Hi! Has this feature made its way to planning/roadmaps? The ability to control access to Fivetran web UI (and management API(s)) using source IP would be a very effective base security control.

There's a similar request here: https://support.fivetran.com/hc/en-us/community/posts/9863827935127-Dashboard-Improvement-Whitelist-IP-address-access-to-the-dashboard

Hi Phil,

It's currently sitting in our backlog and has not made it's way to a roadmap.
Usually one of our other controls like private link, proxy agent is sufficient for our customers.
Would love to hear more about exactly why it's important.

Thanks,
Pieter

Hi Pieter,

Thanks for the quick reply.

"Usually one of our other controls like private link, proxy agent is sufficient for our customers."

These controls are great for the data-movement plane for sources and destinations that are created legitimately. But are not applicable to the Fivetran control/management plane.
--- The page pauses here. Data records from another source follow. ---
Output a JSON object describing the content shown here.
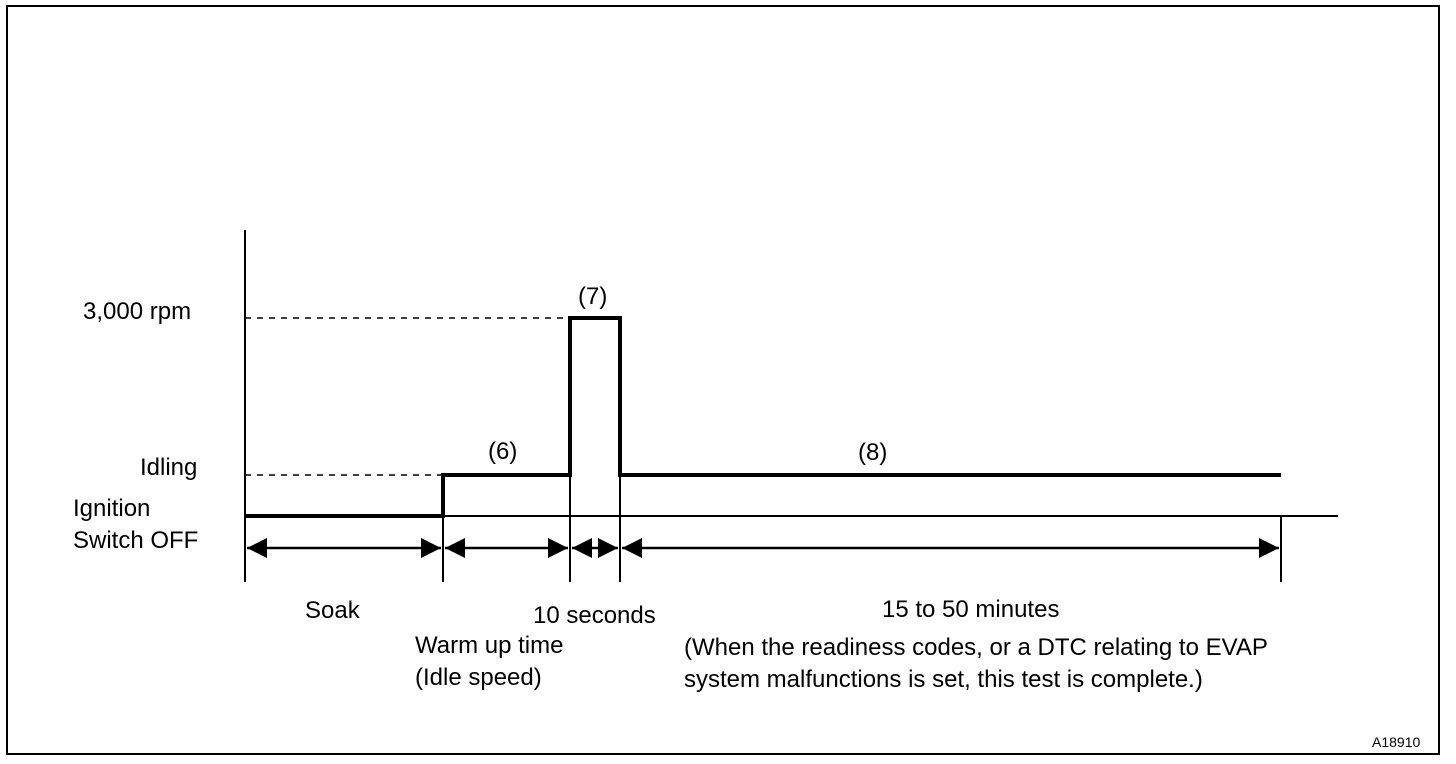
{
  "levels": {
    "rpm_3000": "3,000 rpm",
    "idling": "Idling",
    "ignition_line1": "Ignition",
    "ignition_line2": "Switch OFF"
  },
  "steps": {
    "step6": "(6)",
    "step7": "(7)",
    "step8": "(8)"
  },
  "phases": {
    "soak": "Soak",
    "warmup_line1": "Warm up time",
    "warmup_line2": "(Idle speed)",
    "ten_seconds": "10 seconds",
    "duration_line1": "15 to 50 minutes",
    "duration_line2": "(When the readiness codes, or a DTC relating to EVAP",
    "duration_line3": "system malfunctions is set, this test is complete.)"
  },
  "figure_id": "A18910"
}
As you know, the control plane is what creates sources and destinations, and jobs to move data.

"Would love to hear more about exactly why it's important."

IP source based controls for restricting access to a service's control plane (especially REST API in the case of SaaS) is an important safeguard against the risk of stolen/exfiltrated credentials (API secrets). As a data movement tool Fivetran is potentially a data theft firehose to anyone who gains the ability to create destinations.

The Snowflake account compromises (and subsequent mass data theft) of 2024 were a wake-up call to Snowflake and their customers. Would like to see Fivetran front-foot this risk.

IP source controls are not a panacea, they are an important feature of a defence-in-depth approach to data protection.

Hi there, has there been any progress on getting this into the roadmap?